Лариса знала там режиссера, и режиссер сказал Ларисе, что им нужен ассистент-рерайтер – «ну, такой, который печатает как ты, Ларис, но при этом грамотно».
– А чего печатать? – спросила Лариса, обмахиваясь «Думским вестником».
– То, что напишет Гуляев, – уклончиво ответил режиссер.
– А что напишет Гуляев? – заинтересовалась Лариса, и, отложив газету, подлила режиссеру малинового чаю. Мы сидели на кухне у «Прямо сейчас», под знаменитым лохматым абажуром. Режиссер там отдыхал от телевизионных трудов, пока на звук закипающего чайника не пришла я.

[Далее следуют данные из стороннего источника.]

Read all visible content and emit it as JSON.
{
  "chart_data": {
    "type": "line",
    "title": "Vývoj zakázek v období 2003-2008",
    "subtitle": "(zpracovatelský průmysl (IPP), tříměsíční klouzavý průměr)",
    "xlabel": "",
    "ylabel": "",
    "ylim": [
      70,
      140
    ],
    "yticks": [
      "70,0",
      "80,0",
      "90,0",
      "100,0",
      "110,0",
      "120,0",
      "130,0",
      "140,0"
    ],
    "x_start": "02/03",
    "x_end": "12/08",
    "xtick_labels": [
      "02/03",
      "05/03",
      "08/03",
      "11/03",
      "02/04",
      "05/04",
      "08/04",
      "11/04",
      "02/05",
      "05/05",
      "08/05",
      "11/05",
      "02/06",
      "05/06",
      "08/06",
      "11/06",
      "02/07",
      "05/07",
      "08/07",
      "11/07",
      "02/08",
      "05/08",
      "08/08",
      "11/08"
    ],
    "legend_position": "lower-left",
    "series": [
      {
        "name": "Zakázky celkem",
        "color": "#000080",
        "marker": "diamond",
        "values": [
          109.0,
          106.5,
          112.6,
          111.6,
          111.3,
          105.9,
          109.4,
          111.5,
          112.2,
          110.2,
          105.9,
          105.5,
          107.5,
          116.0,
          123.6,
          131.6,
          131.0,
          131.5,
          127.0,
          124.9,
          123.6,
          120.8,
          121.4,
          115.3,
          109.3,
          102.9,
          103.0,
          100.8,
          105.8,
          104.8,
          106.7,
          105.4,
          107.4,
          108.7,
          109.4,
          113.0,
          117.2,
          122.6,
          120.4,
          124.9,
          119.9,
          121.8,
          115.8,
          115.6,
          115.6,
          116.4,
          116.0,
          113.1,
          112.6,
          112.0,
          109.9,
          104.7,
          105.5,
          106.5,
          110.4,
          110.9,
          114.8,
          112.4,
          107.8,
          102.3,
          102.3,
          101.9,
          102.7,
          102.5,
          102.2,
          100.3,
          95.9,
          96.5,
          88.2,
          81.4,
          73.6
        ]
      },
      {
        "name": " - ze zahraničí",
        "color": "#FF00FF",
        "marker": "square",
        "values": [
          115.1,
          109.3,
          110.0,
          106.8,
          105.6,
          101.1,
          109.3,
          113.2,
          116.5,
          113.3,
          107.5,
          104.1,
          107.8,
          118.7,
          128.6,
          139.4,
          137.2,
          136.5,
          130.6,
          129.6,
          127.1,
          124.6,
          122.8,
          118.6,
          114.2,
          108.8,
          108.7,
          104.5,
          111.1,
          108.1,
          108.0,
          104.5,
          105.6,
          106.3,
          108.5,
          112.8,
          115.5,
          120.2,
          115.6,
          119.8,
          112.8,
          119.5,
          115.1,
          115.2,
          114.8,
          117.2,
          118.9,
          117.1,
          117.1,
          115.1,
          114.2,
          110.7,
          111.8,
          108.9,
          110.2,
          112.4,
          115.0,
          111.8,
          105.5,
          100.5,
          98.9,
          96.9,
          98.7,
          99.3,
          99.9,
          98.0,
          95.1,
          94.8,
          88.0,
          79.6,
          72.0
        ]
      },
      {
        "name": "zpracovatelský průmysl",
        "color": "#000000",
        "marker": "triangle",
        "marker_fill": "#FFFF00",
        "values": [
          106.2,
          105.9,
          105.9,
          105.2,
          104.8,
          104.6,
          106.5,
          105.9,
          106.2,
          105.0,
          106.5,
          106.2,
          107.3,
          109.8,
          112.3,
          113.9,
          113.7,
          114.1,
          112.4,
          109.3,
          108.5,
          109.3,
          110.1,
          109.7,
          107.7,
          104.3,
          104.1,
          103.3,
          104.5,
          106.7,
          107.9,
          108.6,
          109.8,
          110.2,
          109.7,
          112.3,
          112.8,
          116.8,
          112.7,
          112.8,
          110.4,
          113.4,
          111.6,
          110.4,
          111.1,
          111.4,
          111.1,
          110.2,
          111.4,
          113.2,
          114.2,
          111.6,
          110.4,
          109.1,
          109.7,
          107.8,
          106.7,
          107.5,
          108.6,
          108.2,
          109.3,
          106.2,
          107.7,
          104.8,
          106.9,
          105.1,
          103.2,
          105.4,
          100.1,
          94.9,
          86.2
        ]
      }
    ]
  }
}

– А Гуляев напишет то, что ты ему перед этим распечатаешь, – сказал режиссер. – Придешь с утра пораньше, заглянешь в сводки информационных агентств и распечатаешь…
– Пораньше, это когда? – задала Лариса последний вопрос, после чего потеряла к теме всякий интерес: работа, которая начиналась до десяти утра ее не интересовала в принципе.
Через неделю Гуляев перезвонил мне и рявкнул в трубку:
– Лутарина, вы приняты на должность ассистента, поздравляю!
– Спасибо, – сказала я и услышала любимую незатейливую поговорку моего будущего начальника: − Чтобы к восьми − как штык!.. С понедельника!
Этим сравнением он обычно переводил производственный процесс на нужную скорость.